In April of this year a major study was reported in Science magazine that highlights the contribution of the father’s genomic information to their offspring.
Why is the Institute highlighting this particular article?
This report is a very important advancement in the field of autism research as it really starts to unravel a mystery pertaining to the perceived rise in the rates of autism in this country. A majority of autism studies assess environmental factors that associate with the disorder, that then could be perceived as causal. The one drawback to these types of studies is that they never truly address the root causes of the disorder, at the genetic level. However, these studies are still important because autism is a non-mendelian disorder meaning more than one gene contributes to a disorder when not properly expressed.
Without going into too many details the major crux of this report is that this disease could be heritable. So if you happen to be on the ASD spectrum and you have a child, your child may have an increase chance of being on the spectrum. That is an important concept to understand, because if a trait is heritable then research on families with those of autistic children can help us identify which genes are the cause (or at least the contributors) to the disorder.

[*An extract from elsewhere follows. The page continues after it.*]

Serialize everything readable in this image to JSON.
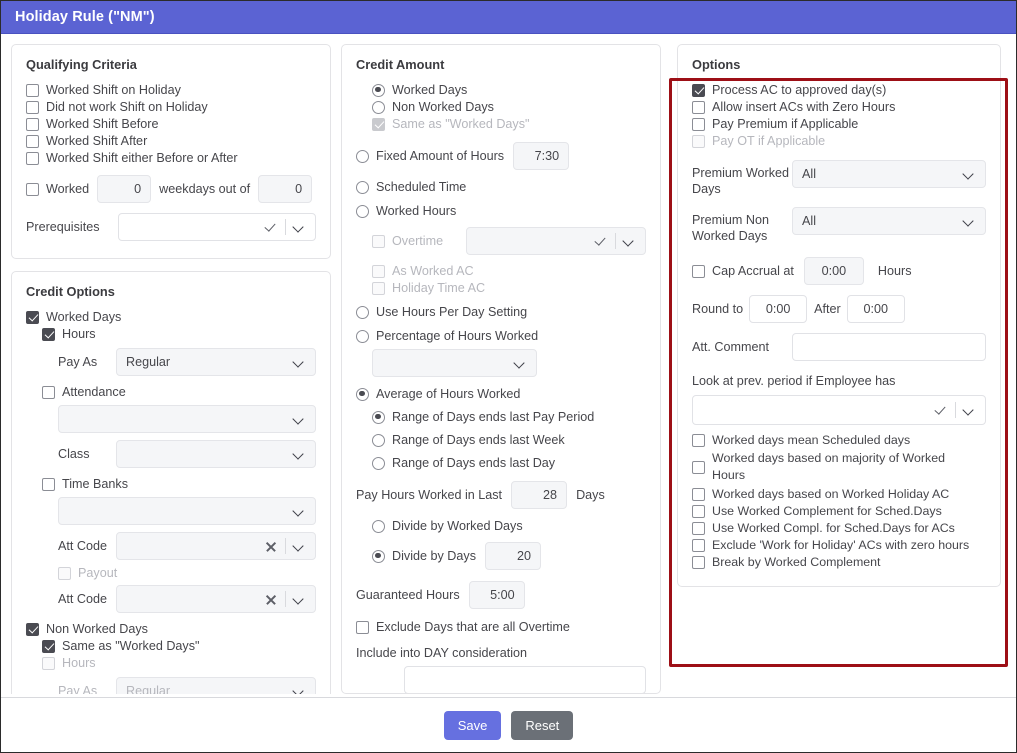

What this paper focuses on is that genes deriving from the fathers genome are passed on to their heirs. Normally we say that this is a paternally inherited trait. Other traits that are believed to be inherited are things like male-pattern baldness, because it is observed that baldness in males is more strongly linked with the traits of the mother’s father. Regardless, this paper indicates that not only certain genes are linked to autism, but that certain areas of the genome that have yet to be explored could be at the root cause of the problem.
What does all this mean?
Much like other diseases, “junk DNA”—has been largely ignored in autism research. I believe the only way to understand what autism really is, and how to work with someone with autism, is to study the rest of the genome.